So one of my many ideas on Enterprise Architecture is that it is basically storytelling. It is trying to explain or illustrate a complex system of multiple underlying forces and dynamics that drives a system in constant but seemingly incomprehensible way to a complete degree.
Better stories makes us better equipped to navigate the future. But all my current models and stories have shortcomings. Like navigating one of those bikes where the steering is reversed, but only sometimes. We struggle when the apparent model we navigate on suddenly no longer works, or yields a different result than expected.
I thoroughly enjoy Gideon Slifkins humorous and sometimes provocative post on EA, and the many others who contribute to this discussion. But the many discussions on the pros and cons and inadequacies of certain EA constructs, is more to do with how far we have come and how much we try to explain. We see what we can, but we want more.
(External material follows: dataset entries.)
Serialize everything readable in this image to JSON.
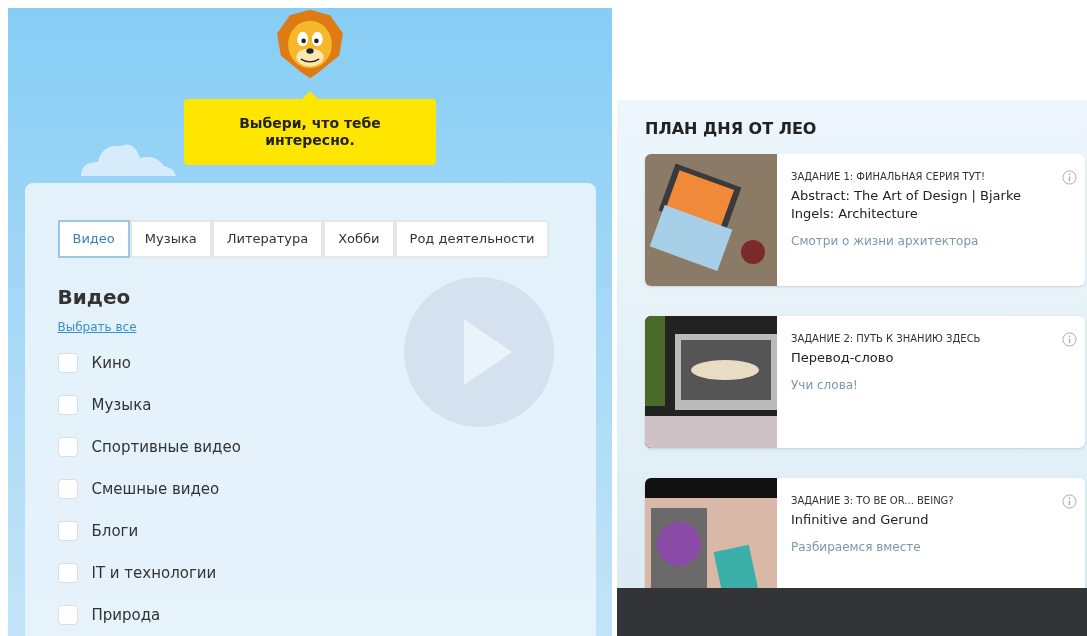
{
  "mascot": {
    "speech": "Выбери, что тебе интересно."
  },
  "interests": {
    "tabs": [
      {
        "label": "Видео",
        "selected": true
      },
      {
        "label": "Музыка",
        "selected": false
      },
      {
        "label": "Литература",
        "selected": false
      },
      {
        "label": "Хобби",
        "selected": false
      },
      {
        "label": "Род деятельности",
        "selected": false
      }
    ],
    "heading": "Видео",
    "select_all": "Выбрать все",
    "options": [
      {
        "label": "Кино",
        "checked": false
      },
      {
        "label": "Музыка",
        "checked": false
      },
      {
        "label": "Спортивные видео",
        "checked": false
      },
      {
        "label": "Смешные видео",
        "checked": false
      },
      {
        "label": "Блоги",
        "checked": false
      },
      {
        "label": "IT и технологии",
        "checked": false
      },
      {
        "label": "Природа",
        "checked": false
      }
    ]
  },
  "day_plan": {
    "title": "ПЛАН ДНЯ ОТ ЛЕО",
    "tasks": [
      {
        "label": "ЗАДАНИЕ 1: ФИНАЛЬНАЯ СЕРИЯ ТУТ!",
        "title": "Abstract: The Art of Design | Bjarke Ingels: Architecture",
        "subtitle": "Смотри о жизни архитектора",
        "kind": "laptop"
      },
      {
        "label": "ЗАДАНИЕ 2: ПУТЬ К ЗНАНИЮ ЗДЕСЬ",
        "title": "Перевод-слово",
        "subtitle": "Учи слова!",
        "kind": "car"
      },
      {
        "label": "ЗАДАНИЕ 3: TO BE OR... BEING?",
        "title": "Infinitive and Gerund",
        "subtitle": "Разбираемся вместе",
        "kind": "tunnel"
      }
    ]
  }
}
I think, as I the late this evening was talking to my son on the theory of general relativity, that there are similarities across the fields.
While EA may be infinitely smaller and less majestic than theoretical Physics and Cosmology, there are elements of the attempts to produce theories and models that try to encompass more and more of the seemingly random and everchanging results we may see in the world, that looks a little like the more scientific role model.
We struggle and toil, because our EA models and understanding are, like those physics, incomplete. We make mistakes and take bad decisions because like science we are constantly stuck working in theories and models that we have, not necessarily the ones we want. Models we know no longer will adequately predict or guide us, but we stay with them due to fear, lack of knowledge, loss of control over the narrative or because it is still the best model we have.
Great EA is not about only the models you use, it also about the courage to keep evolving your models, to add dimensions, layers, forces and factors to make better stories. To challenge your core assumptions to make better ones, and then challenge those again.
EA is being both the theoretical physicist, the experimental physicist, the engineer, the contractor and the teacher.
We get to invent new theory, use and test that theory and bring that knowledge it brings us to all others in our business, often all in one day.